En su cuarta semana, las interrupciones viales han interrumpido el suministro de alimentos, combustible y medicamentos hacia La Paz y la vecina ciudad de El Alto, en el oeste de Bolivia. Paz impulsa el diálogo con los manifestantes mientras despliega fuerzas de seguridad, en algunos casos utilizando gases lacrimógenos, para despejar las carreteras. El gobierno de EEUU informó que enviar ayuda humanitaria.
“Hay muchos intereses internos y externos en hacer fracasar esta democracia y generar desorden regional”, dijo Rodrigo Paz el sábado desde el palacio presidencial de la capital boliviana.
“Este es un problema sobre si la democracia en Bolivia es viable o no”, afirmó el mandatario, quien asumió el cargo en noviembre tras dos décadas de gobiernos socialistas.
El gobierno invitó a la federación de agricultores de La Paz a dialogar el domingo y un consejo socioeconómico tiene previsto realizar una reunión mensual el miércoles para debatir legislación económica vinculada a sectores clave como petróleo y gas, minería, litio e inversiones.
Paz dijo que espera que estas reuniones produzcan resultados, aunque señaló que la Constitución permite el uso de la fuerza.
Los manifestantes reanudaron los bloqueos el domingo tras horas de enfrentamientos con las fuerzas de seguridad el sábado. El ministro de Obras Públicas, Mauricio Zamora, afirmó que fue emboscado tres veces por manifestantes armados con piedras y explosivos el sábado. “Sentí que mi vida estaba en riesgo”, dijo en un comunicado.
Los agricultores, dirigentes sindicales y seguidores del expresidente Evo Morales exigen la renuncia del mandatario, argumentando que, tras seis meses en el cargo, no ha cumplido su promesa de resolver la aguda crisis económica de Bolivia.
Paz, aliado de la administración Trump que llegó al poder cautivando a bolivianos de clase trabajadora y a muchos simpatizantes del histórico Movimiento al Socialismo, prometió “capitalismo para todos” durante su campaña.

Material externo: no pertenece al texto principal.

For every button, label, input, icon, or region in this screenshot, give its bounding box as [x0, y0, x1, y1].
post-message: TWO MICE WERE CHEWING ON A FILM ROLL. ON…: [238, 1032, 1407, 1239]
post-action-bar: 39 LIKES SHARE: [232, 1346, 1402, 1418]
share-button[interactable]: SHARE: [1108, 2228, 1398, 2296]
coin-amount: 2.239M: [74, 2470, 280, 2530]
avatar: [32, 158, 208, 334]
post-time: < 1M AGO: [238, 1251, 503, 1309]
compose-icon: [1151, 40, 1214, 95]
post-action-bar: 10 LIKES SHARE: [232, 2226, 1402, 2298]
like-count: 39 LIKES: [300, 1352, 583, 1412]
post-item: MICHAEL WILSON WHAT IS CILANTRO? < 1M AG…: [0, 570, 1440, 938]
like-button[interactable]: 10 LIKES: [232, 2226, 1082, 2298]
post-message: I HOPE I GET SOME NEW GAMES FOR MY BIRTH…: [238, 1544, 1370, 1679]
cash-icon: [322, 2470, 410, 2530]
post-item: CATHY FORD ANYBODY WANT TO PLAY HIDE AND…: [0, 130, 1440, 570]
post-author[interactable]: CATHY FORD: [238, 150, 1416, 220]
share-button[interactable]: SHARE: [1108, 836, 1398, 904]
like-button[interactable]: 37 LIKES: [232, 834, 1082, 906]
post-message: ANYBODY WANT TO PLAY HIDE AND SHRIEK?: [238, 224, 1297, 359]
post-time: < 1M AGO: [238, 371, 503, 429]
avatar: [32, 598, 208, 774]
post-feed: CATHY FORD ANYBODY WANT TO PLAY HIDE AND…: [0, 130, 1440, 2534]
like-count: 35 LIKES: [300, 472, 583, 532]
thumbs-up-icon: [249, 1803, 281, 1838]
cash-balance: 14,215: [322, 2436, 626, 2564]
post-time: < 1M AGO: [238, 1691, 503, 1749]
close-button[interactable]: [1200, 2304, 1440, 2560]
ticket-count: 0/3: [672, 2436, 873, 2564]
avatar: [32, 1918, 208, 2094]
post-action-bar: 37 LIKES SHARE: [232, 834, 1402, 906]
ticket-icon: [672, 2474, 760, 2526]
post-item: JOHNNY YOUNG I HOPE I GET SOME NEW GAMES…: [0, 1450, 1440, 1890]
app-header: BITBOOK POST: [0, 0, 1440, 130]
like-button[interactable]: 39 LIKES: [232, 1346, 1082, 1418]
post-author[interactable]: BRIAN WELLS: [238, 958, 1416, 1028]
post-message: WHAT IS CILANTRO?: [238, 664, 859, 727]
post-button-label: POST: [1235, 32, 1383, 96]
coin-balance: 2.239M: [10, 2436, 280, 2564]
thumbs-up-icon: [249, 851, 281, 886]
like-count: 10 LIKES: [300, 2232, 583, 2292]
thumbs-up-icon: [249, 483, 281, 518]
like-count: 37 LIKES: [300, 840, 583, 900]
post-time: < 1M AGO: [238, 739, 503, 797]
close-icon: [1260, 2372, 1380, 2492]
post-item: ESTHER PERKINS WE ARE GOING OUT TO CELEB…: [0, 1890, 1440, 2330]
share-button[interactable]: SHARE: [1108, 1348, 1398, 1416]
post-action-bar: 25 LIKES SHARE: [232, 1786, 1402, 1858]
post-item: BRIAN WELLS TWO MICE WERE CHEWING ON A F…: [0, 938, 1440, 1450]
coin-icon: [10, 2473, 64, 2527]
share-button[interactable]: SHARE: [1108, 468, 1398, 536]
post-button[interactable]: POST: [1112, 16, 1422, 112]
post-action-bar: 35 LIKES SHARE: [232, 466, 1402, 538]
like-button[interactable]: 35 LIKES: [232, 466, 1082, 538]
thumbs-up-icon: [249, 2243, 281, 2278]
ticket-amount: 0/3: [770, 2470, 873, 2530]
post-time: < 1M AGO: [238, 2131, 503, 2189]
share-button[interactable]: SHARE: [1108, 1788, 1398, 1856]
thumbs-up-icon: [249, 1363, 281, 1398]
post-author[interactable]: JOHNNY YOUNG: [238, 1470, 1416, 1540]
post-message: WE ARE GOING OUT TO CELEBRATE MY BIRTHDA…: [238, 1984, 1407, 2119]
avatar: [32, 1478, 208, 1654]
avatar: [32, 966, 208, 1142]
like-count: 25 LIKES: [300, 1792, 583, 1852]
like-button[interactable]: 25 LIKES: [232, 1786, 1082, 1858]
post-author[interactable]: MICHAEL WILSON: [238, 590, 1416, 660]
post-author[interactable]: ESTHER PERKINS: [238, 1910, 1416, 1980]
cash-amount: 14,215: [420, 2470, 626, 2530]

El mandatario ha implementado medidas para estabilizar la economía, incluyendo la flexibilización de subsidios a los combustibles, la aplicación de un valor de referencia cambiario y la moderación de la inflación, mientras busca atraer inversión extranjera y fortalecer al sector privado.
El gobierno de EEUU comenzó a proporcionar a Bolivia “asistencia alimentaria de emergencia y apoyo logístico operativo” para ayudar a las personas afectadas por la escasez de alimentos y medicamentos causada por los bloqueos, informó el sábado en redes sociales la Oficina de Asuntos del Hemisferio Occidental del Departamento de Estado de la administración Trump.
El secretario de Estado norteamericano, Marco Rubio, dijo la semana pasada que EEUU no permitirá que “criminales y narcotraficantes derroquen a líderes democráticamente electos en nuestro hemisferio”.
El presidente Rodrigo Paz ha enfrentado resistencia desde el comienzo, incluyendo quejas por la mala calidad de la gasolina, una impopular ley que modifica las normas de administración de tierras y demandas sindicales de aumentos salariales. Las protestas se han conducido a un único objetivo: la renuncia del mandatario.